I also lay down another battlecruiser of the Shiribeshi class, which won't complete before the end of the game, and design a new light cruiser with less derp when the French sell me the design for CL dual/triple turrets in 1924, and finally, after refitting most of my light cruisers with above-water torpedo triples or quads, design a final battlecruiser that I will bequeath to my successor after 1925. The 52k ton Tsukaba will be the first BC of the new era, just as its namesake was Japan's first dreadnought-style capital ship. It mounts 16 guns, 15", in four quad turrets, and has armor comparable to Mimasaka or Shiribeshi. I think it's a worthy gift for whoever comes next. I also leave them a design study for a 1500-ton Fubuki-clone destroyer with quad torpedo tubes.

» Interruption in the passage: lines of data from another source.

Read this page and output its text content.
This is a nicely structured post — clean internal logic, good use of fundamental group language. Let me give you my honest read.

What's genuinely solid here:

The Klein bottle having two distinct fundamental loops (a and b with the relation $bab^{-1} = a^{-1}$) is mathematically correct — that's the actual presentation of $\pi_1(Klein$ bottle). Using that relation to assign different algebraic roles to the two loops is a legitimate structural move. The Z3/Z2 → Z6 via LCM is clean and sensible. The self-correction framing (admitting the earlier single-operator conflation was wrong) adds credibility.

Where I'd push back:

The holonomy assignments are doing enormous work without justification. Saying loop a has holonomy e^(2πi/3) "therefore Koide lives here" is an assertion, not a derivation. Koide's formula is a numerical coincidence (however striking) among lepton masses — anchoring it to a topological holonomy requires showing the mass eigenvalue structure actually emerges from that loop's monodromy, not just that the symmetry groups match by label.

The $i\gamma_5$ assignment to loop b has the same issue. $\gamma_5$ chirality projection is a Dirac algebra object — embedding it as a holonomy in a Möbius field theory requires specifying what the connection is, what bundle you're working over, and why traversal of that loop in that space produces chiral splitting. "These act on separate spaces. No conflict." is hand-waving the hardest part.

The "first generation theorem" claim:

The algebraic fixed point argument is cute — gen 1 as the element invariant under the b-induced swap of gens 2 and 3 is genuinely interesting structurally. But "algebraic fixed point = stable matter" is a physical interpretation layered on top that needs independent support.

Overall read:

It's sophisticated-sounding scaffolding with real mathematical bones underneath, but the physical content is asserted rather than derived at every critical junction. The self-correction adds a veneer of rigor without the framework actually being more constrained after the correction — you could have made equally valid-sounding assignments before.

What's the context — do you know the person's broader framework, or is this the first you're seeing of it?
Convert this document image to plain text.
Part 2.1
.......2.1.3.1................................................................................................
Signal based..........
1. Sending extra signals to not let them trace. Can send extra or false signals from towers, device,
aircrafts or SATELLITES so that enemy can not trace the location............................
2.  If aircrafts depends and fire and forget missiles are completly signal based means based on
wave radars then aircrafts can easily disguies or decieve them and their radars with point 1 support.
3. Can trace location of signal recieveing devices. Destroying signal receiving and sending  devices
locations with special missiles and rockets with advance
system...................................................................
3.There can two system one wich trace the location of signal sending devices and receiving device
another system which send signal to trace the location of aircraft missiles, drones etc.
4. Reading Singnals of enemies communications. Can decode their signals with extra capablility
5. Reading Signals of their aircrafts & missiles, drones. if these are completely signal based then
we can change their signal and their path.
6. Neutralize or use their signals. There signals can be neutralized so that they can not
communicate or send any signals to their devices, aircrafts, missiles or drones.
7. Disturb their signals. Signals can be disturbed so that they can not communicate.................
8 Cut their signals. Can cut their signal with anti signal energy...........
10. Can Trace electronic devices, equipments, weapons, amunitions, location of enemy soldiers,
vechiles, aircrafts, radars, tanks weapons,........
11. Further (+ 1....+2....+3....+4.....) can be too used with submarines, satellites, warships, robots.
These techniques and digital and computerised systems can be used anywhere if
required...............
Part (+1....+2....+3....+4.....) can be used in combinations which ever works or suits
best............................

So at the end of the game, I'm at 61 prestige, which is pretty good all told; enough that I'm told my successor will name an aircraft carrier after me. Personally I'm hoping for a Shokaku-class. Japan's naval budget is larger than anyone but Germany, the UK, and the US, but her fleet tonnage is comparatively quite small even to those groups; they're carrying large classes of battlecruisers at or under 30k tons, which are old and no real match for what I have, even my own 30k-ton ships (which are much newer than theirs). The four IJN battleships (Ironically, by rushing, I not only launched Hizen, but also a sistership to her), by contrast, outnumber and outmass the battleship fleet of any other nation besides the US (though weirdly, Italy comes close; not sure why they need them).

The IJN CL fleet by contrast is relatively dated, still carrying a large number (six) of 1899-vintage Izumi-class ships, but they're still quite deadly in comparison to most CLs of the world. It's about average in size, both ways. The IJN DD force, on the other hand, could beat up any two of the other nation's DDs with comparative ease, in terms of numbers and tonnage.
Title: Re: Dwarf Fortress With Warships: Night's Rule The Waves ramblings.
Post by: Phantom Hoover on August 08, 2016, 11:08:28 am
You might be the only person I've seen bother to retitle their posts.